Saturday, May 11, 2024

Lookin' hot on my bike

 

Who knows what might happen to you on a sunny, warm spring day?

I wasn’t looking for anything in particular to happen a few weeks ago when I hopped on my bike for the first time this year. At my age, bike riding is a season-by-season thing…any season can be my last. But at 81, I will go for it as long as I can.

I headed for my favorite neighborhood of streets on the far side of a complex of schools, noticing all the high schoolers out for late afternoon sports practices and games. One was a baseball game—Willoughby South vs. someone else. I marvel at kids who play sports because I did as few of them as possible in my school days, convinced that I was too awkward to be any good at any of them.

After reacquainting myself with my the familiar curving streets beyond the school, I rode back, convinced I was up to another season of riding. I eagerly anticipated going further afield—a park or trail perhaps—next time I was gifted with a sunny day and an otherwise empty calendar.

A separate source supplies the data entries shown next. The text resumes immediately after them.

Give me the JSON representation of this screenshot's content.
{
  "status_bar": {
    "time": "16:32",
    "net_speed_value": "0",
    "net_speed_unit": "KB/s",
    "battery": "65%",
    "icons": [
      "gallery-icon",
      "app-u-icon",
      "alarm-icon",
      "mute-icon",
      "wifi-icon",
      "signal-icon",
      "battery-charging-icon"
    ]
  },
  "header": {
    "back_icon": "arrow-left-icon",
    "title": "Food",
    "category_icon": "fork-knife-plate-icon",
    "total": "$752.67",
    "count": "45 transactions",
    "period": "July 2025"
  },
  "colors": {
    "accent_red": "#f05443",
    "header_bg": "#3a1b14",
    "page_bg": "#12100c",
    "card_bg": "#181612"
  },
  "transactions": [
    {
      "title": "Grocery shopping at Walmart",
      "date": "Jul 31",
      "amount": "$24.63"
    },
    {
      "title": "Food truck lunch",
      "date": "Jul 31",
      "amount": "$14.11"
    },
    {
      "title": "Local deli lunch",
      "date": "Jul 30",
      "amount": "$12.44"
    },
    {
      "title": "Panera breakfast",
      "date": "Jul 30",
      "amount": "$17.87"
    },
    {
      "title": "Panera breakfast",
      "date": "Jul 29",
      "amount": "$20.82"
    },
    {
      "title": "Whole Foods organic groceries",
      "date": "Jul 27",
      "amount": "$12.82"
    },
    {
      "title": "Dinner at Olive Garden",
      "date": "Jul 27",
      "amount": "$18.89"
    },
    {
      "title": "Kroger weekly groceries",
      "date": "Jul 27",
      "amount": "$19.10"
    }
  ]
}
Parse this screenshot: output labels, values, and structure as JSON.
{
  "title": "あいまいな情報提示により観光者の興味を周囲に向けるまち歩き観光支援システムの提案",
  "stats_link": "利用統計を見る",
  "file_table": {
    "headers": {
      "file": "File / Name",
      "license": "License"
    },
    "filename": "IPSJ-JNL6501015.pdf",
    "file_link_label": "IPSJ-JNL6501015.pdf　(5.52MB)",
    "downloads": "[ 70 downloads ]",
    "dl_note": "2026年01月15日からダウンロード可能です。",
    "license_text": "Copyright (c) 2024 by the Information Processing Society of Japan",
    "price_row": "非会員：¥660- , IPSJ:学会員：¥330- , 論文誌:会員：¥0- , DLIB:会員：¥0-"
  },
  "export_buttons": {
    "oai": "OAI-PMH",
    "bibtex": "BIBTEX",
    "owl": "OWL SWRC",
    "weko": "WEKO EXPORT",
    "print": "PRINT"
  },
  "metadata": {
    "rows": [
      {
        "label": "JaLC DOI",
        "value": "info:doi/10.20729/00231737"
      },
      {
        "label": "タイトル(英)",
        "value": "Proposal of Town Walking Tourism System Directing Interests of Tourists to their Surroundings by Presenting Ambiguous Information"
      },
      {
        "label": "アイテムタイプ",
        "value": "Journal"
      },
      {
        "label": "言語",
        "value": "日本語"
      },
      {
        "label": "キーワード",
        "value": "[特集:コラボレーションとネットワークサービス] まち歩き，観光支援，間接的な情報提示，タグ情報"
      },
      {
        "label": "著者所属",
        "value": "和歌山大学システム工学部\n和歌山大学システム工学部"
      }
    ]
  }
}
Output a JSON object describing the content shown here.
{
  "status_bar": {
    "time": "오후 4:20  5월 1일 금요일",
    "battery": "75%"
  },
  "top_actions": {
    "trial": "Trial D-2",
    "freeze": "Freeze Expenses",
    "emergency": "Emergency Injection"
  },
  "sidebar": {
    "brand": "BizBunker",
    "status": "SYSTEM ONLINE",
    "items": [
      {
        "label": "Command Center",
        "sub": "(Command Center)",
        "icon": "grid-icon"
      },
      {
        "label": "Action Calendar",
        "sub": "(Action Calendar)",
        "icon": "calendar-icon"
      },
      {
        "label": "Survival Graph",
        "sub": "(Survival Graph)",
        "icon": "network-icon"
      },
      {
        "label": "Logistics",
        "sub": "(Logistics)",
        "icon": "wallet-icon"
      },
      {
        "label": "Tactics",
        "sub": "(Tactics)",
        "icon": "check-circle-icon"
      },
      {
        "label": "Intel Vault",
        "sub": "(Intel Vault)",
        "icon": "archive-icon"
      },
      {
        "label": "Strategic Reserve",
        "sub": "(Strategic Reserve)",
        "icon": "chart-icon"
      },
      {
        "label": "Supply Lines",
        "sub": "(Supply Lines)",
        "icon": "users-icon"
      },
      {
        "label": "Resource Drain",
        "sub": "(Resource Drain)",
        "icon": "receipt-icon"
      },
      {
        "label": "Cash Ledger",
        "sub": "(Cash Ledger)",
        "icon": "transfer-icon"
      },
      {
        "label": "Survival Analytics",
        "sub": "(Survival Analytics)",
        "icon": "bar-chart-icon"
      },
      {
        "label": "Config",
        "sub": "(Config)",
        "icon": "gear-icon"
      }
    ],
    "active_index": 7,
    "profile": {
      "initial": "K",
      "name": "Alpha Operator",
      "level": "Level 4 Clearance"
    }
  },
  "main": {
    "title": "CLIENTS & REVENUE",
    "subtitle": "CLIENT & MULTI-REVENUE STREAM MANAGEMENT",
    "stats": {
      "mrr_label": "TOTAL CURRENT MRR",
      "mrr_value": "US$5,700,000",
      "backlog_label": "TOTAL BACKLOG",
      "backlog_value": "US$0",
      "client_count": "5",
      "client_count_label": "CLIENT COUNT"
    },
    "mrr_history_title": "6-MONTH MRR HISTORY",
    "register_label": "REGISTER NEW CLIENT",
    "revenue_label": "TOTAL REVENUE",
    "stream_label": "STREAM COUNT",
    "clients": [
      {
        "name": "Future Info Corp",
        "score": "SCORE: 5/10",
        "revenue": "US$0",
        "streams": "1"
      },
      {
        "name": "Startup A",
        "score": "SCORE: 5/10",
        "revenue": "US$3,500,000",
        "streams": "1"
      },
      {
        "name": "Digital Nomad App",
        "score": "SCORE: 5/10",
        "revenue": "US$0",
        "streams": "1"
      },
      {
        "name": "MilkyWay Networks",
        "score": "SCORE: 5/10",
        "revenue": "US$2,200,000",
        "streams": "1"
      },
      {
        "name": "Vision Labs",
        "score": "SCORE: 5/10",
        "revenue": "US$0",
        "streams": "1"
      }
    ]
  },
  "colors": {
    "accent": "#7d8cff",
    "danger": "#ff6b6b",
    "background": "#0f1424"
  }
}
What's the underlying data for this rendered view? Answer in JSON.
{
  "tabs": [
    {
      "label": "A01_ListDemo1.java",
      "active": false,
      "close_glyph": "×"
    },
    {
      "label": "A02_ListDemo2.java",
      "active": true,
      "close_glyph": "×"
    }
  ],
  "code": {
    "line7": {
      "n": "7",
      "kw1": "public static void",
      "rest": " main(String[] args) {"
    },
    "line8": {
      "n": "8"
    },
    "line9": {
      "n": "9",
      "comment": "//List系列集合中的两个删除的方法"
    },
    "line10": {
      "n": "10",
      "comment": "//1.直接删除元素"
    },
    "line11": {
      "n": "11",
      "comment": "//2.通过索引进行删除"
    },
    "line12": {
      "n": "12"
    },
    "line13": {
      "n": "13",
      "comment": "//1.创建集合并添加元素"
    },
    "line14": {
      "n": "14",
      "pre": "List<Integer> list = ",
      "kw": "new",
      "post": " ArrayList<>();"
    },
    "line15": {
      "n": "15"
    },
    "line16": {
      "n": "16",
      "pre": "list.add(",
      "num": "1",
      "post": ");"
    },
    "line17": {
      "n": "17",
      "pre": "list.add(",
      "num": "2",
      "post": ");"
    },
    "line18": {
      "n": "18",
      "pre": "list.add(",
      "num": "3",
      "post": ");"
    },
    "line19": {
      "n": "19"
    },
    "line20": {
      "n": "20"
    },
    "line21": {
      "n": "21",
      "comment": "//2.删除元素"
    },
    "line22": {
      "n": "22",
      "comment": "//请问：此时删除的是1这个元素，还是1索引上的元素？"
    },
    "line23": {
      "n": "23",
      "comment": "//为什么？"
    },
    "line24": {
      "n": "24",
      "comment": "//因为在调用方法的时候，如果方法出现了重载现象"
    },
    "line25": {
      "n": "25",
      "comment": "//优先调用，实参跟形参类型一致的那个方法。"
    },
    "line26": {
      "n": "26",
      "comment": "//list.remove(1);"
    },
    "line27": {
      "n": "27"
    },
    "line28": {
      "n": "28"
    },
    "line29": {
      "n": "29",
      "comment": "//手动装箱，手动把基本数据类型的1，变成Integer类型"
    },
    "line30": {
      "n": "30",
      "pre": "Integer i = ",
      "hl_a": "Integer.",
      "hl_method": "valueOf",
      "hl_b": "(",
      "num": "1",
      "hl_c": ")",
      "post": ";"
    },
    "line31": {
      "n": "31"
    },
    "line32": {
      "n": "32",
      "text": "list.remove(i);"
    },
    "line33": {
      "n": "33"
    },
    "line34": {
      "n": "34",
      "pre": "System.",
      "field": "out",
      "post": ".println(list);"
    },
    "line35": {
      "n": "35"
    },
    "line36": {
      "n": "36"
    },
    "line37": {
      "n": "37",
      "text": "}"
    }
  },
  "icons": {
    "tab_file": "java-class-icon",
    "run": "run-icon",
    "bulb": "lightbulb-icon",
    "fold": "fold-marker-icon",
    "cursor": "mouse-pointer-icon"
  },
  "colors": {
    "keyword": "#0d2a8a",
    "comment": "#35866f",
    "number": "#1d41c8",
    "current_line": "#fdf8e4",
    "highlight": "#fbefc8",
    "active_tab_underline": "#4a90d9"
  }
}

I peddled back through the school property. The baseball game had ended, and the visiting team was gathered near a curb, possibly waiting for a bus to take them home. I paid little attention to them.

But then, just as I rode by, a shout from somewhere in the mass of players: “You look hot on that bike!”

I cannot number the thoughts that fleeted through my head in the microsecond following that unexpected comment. What I did as I kept on peddling was to raise my left arm, and give the caller a thumbs up. Then I hoped he didn’t think I’d given him the finger.

I really meant the thumbs up. Okay, fella; you think I look hot on my bike. I ask no questions and take your comment for what it is.

But of course it wasn’t that simple.

Why in the world did he yell that at me? To impress his team mates with his sense of humor? To taunt me? To needle an old man riding a step-through (aka girls’) bike? Was it his ironic, indirect way of “coming out?”

Could he really have thought I looked hot on that bike?

Let me tell you, he was wrong, which he would have known if he’d had more than a passing glimpse of me. First of all, no stranger in all my decades has ever called me hot, at least not out loud, and it’s not likely to start now. Second, I didn’t look hot, because my skinny frame was clothed in baggy biking shorts and a nondescript t-shirt. (I sometimes wear what some might consider hotter bike garb, but not for that short ride. Even then, I am still a skinny old man pushing the age envelope.)

Or maybe it was the bike that attracted his verbal wolf whistle? One thing my bike is not is hot. It’s a very ordinary, grayish Jamis step-through which I bought a couple of years ago so I could keep riding. With my balance issues, swinging my leg back and over the saddle as a “man’s” bike requires had become too difficult a move.

Or…maybe there is something hot (as in, sexy) in a man riding a woman’s bike…

I have finally decided that all this over-thinking is not good for me. A young jock guy declared before his teammates that Dean Myers looked hot riding his bike. I am not threatened by it, as my first, thumbs-up reaction demonstrated. Whatever the reason, his unsolicited comment was a great boost to my ego on a beautiful spring afternoon. I will just keep on ridin’ that bike for endless summers to come.